Demikian dikatakan Pakar Hukum Internasional Universitas Indonesia, Hikmahanto Juwana, kepada
Rakyat Merdeka Online, sesaat lalu (Selasa, 1/3). Sebelumnya, isu negara gagal dan intervensi internasional menjadi isu hangat di kalangan akademisi dan aktivis.
Seperti diketahui, pertemuan para Gurubesar dan pimpinan Universitas di Universitas Negeri Jakarta pada awal Februari lalu memberi peringatan pada pemerintah sebelum negara ini jatuh dalam kegagalan. Konsekuensinya kalau negara ini jatuh dalam kegagalan adalah intervensi internasional. Namun, menurut Hikamahanto, ia melihat situasi Indonesia saat ini masih jauh dari negara gagal.

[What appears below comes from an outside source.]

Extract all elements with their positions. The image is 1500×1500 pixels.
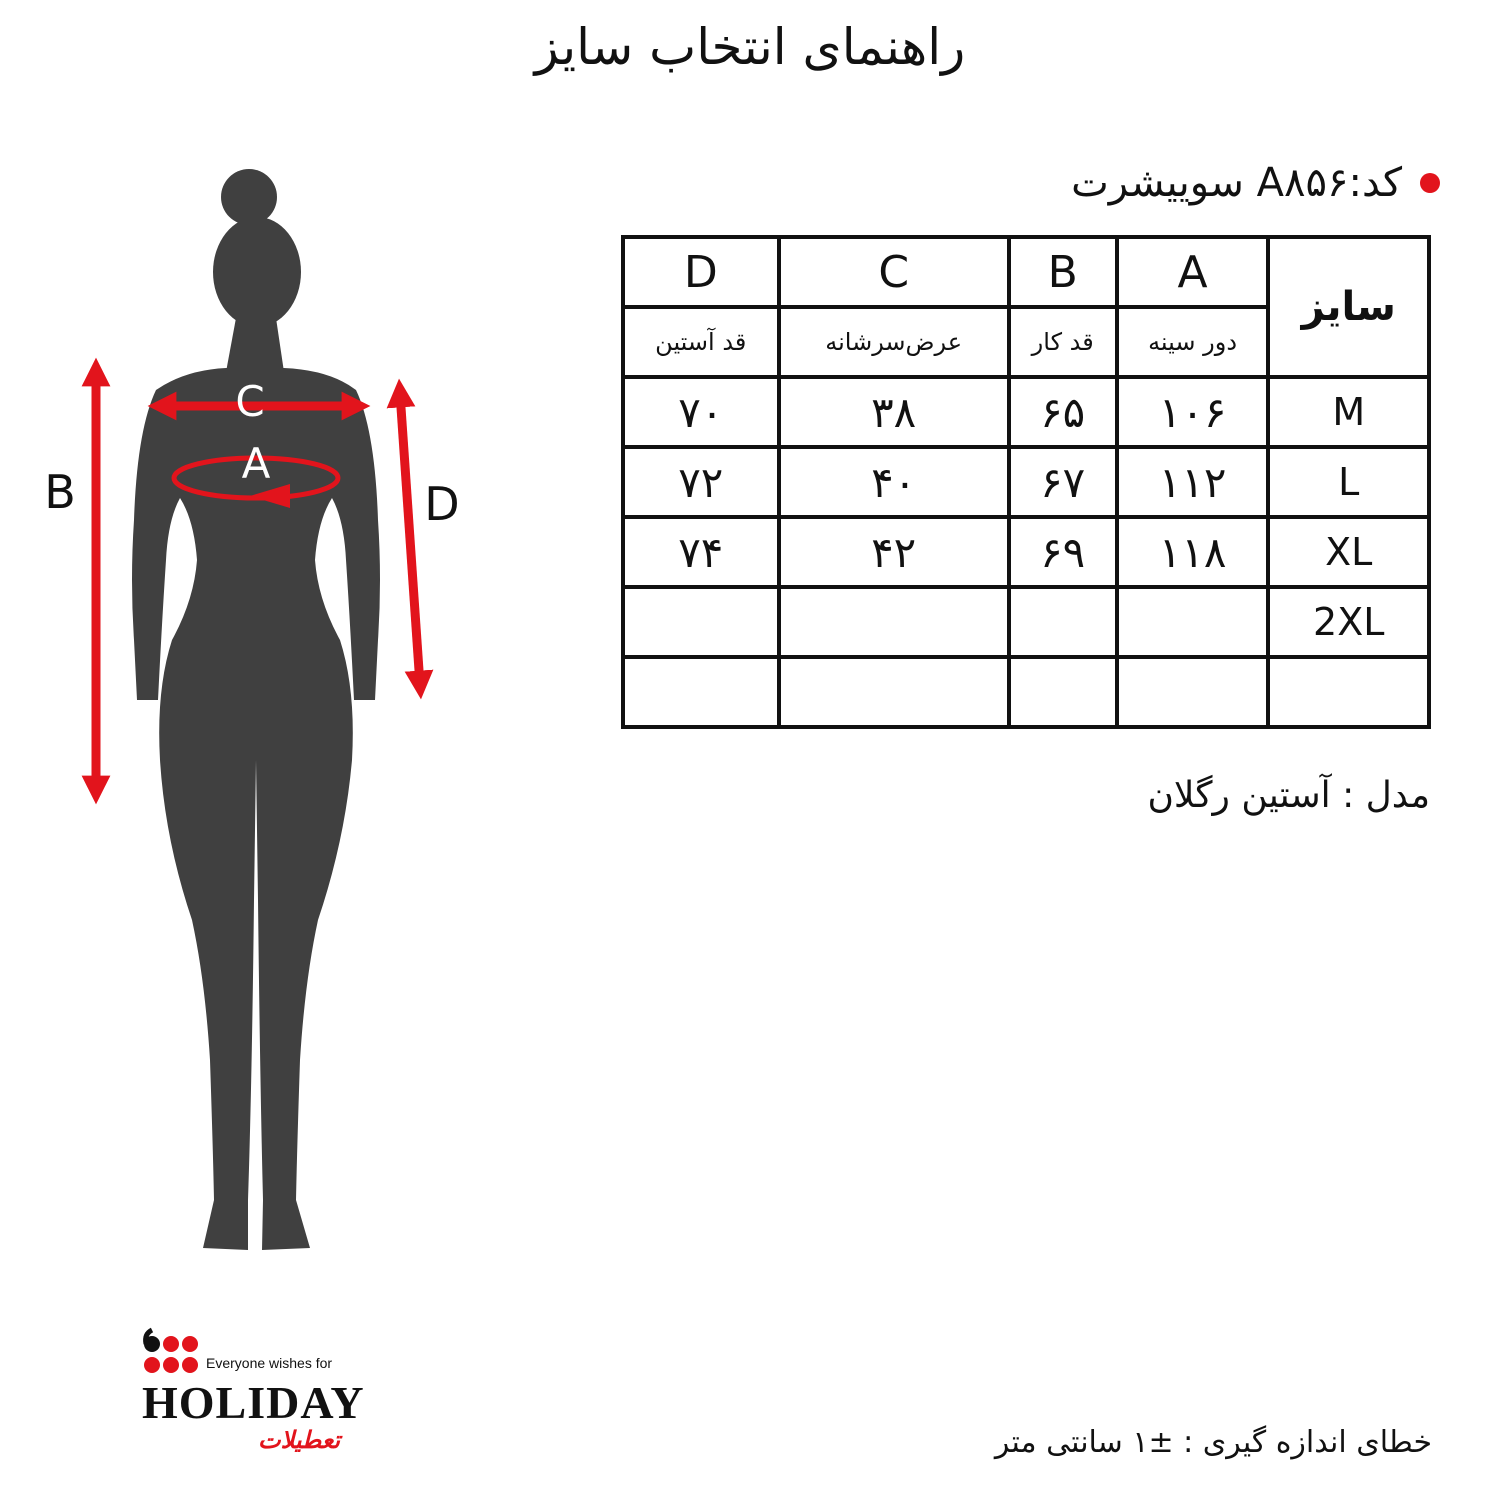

Sebelumnya, Wakil Ketua Dewan Perwakilan Daerah (DPD) RI, La Ode Ida, di Gedung DPD RI, Jakarta (Selasa, 8/2) mengatakan, Indonesia nyaris menjadi negara gagal. Kepemimpinan nasional begitu lemah dalam mengelola negara.
"Negara dikatakan gagal itu kalau
chaos total, konflik horisontal tak bisa tertangani, rakyat menderita akibat konflik antar suku, dan itu jauh sekali dari kondisi sekarang," tegasnya.
Gurubesar Fakultas Hukum Universitas Indonesia (FHUI) ini menambahkan, intervensi internasional kepada satu negara yang dianggap gagal memerlukan persetujuan Dewan Keamanan PBB dan harus mempunyai alasan kemanusiaan. Dalam struktur organisasi PBB, Dewan Keamanan memiliki wewenang yang cukup besar, antara lain kekuasaan untuk menjatuhkan sanksi pada suatu negara dan memutuskan untuk pengiriman pasukan perdamaian ke wilayah konflik. Dewan Keamanan PBB terdiri dari lima anggota tetap, Amerika Serikat, Inggris, Prancis, Rusia, China.
"Sejatinya, PBB dan asing tidak boleh mengintervensi. Kalaupun PBB mau masuk, alasan kemanusiaan harus ada," jelasnya.
Sebelumnya, pengamat politik internasional, Yusron Ihza, mengatakan, intervensi internasional paling mudah masuk lewat isu hak asasi manusia. Berkaitan dengan situasi nasional kekinian, persoalan ekonomi adalah hal yang paling mudah menyulut pertikaian horisontal antar kelompok masyarakat. Sementara pemerintah tampak kehilangan kendali.